# New locomotive pictures



## markoles (Jan 2, 2008)

Hi folks, 

I have been bad about posting pictures. Here are 3 pictures of my Bachmann 4-4-0 with Jim Miller's green C-16. I really like how this 4-4-0 runs, and think the C-16 and the 4-4-0 look good together. They are hauling some heavy 1/29 scale trains, too! 










Off they go. 









I like this view of the C-16. Even though the 100 ton hopper dwarfs it, I still like it!! And that's Jim's sound hopper. He's got them set up so that he can just program whatever sound he wants and then presto! every engine has sound! 










OK guys, I am sorry the poor quality of these pictures. I was wrangling Luke, so I did what I could. I just wanted to share a bit with you guys my new locomotive and another new-old locomotive! 

And yes, Kevin S., David F, and all the rest, that 4-4-0 is the one I was planning to repaint. Too bad MB saw it and told me to keep it BLUE!! 

Mark


----------



## Dave F (Jan 2, 2008)

I dunno.. I think it looks fine in blue/green.. Unless of course you were planning on repainting it as the "Wild Wild West" loco.. (That'd be cool).


----------



## Torby (Jan 2, 2008)

I like the blue.


----------



## markoles (Jan 2, 2008)

Dave, 

The C-16 is not mine, but that's a similar scheme to what I'd like. Mine is the blue 4-4-0 with the brown cab and black tender. 

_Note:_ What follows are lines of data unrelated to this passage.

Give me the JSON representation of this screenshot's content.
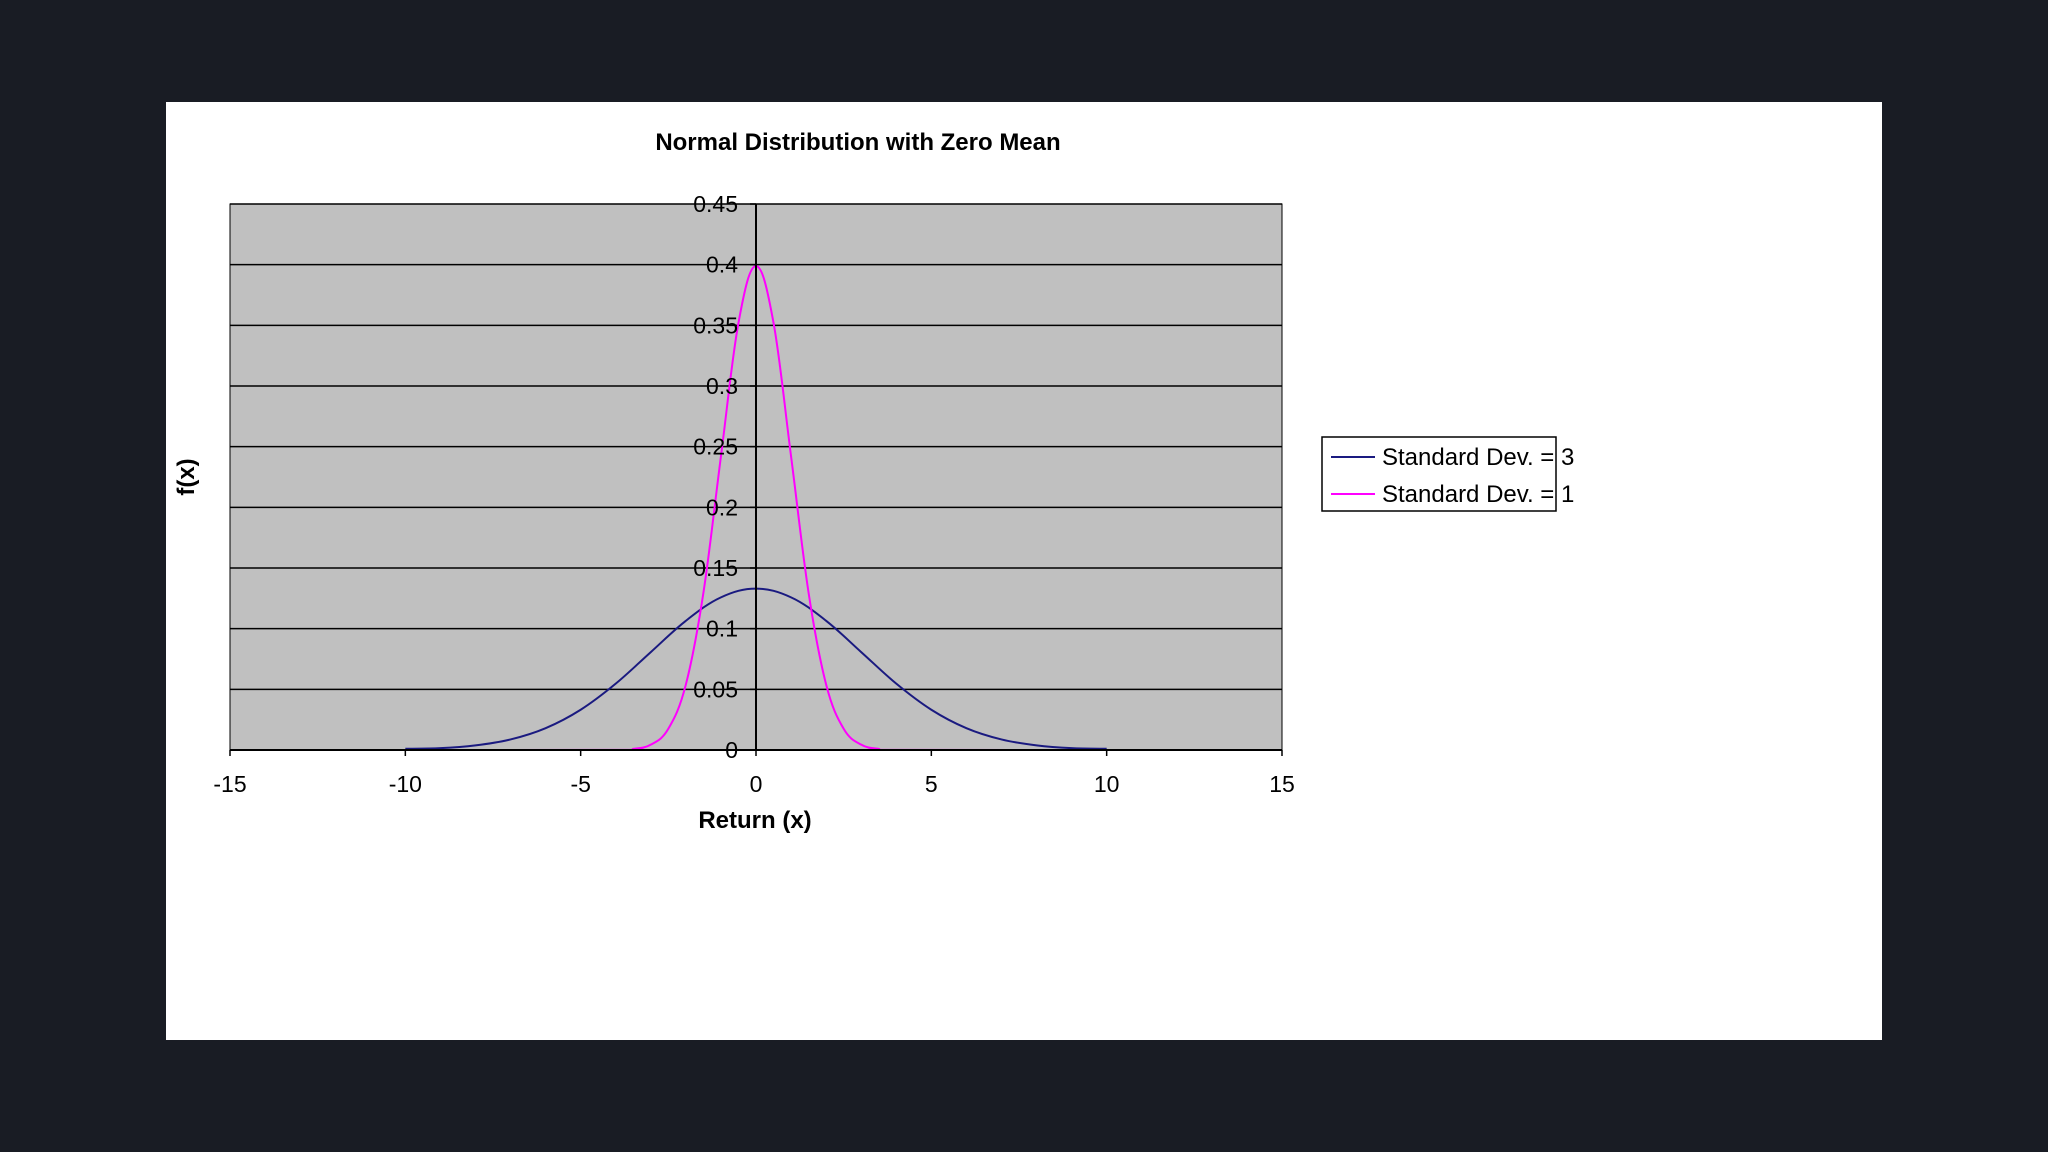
{
  "colors": {
    "background": "#191c24",
    "frame": "#ffffff",
    "plot_area": "#c0c0c0",
    "grid": "#000000"
  },
  "chart_data": {
    "type": "line",
    "title": "Normal Distribution with Zero Mean",
    "xlabel": "Return (x)",
    "ylabel": "f(x)",
    "xlim": [
      -15,
      15
    ],
    "ylim": [
      0,
      0.45
    ],
    "x_ticks": [
      "-15",
      "-10",
      "-5",
      "0",
      "5",
      "10",
      "15"
    ],
    "y_ticks": [
      "0",
      "0.05",
      "0.1",
      "0.15",
      "0.2",
      "0.25",
      "0.3",
      "0.35",
      "0.4",
      "0.45"
    ],
    "grid": true,
    "legend_position": "right",
    "series": [
      {
        "name": "Standard Dev. = 3",
        "color": "#1a1a80",
        "x": [
          -10,
          -9,
          -8,
          -7,
          -6,
          -5,
          -4,
          -3,
          -2,
          -1,
          0,
          1,
          2,
          3,
          4,
          5,
          6,
          7,
          8,
          9,
          10
        ],
        "values": [
          0.001,
          0.0015,
          0.0038,
          0.0087,
          0.018,
          0.0332,
          0.0547,
          0.0807,
          0.1065,
          0.1258,
          0.133,
          0.1258,
          0.1065,
          0.0807,
          0.0547,
          0.0332,
          0.018,
          0.0087,
          0.0038,
          0.0015,
          0.001
        ]
      },
      {
        "name": "Standard Dev. = 1",
        "color": "#ff00ff",
        "x": [
          -12,
          -4,
          -3.5,
          -3,
          -2.5,
          -2,
          -1.5,
          -1,
          -0.5,
          0,
          0.5,
          1,
          1.5,
          2,
          2.5,
          3,
          3.5,
          4,
          12
        ],
        "values": [
          0,
          0.0001,
          0.0009,
          0.0044,
          0.0175,
          0.054,
          0.1295,
          0.242,
          0.3521,
          0.3989,
          0.3521,
          0.242,
          0.1295,
          0.054,
          0.0175,
          0.0044,
          0.0009,
          0.0001,
          0
        ]
      }
    ]
  }
}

Tom, MB agrees with you. She likes the blue boiler (If its wrong, she doesn't want to be right!), so I may end up with this engine as is for a while. 

Mark


----------



## Enginear (Jul 29, 2008)

Looks really good to me. Nice layout. Are you running with track or battery power? Joe


----------



## markoles (Jan 2, 2008)

That's Jim Miller's Cajun Queen, and its track powered, trackside TE's, 10 Amp Ultima supplies. The 100-ton hoppers have the sound units for the steam engines with the onboard TE to trigger the sounds. Pretty cool set up. 

Mark


----------



## Stan Cedarleaf (Jan 2, 2008)

Mark, I like the color as it is.... Looks very prototypical....


----------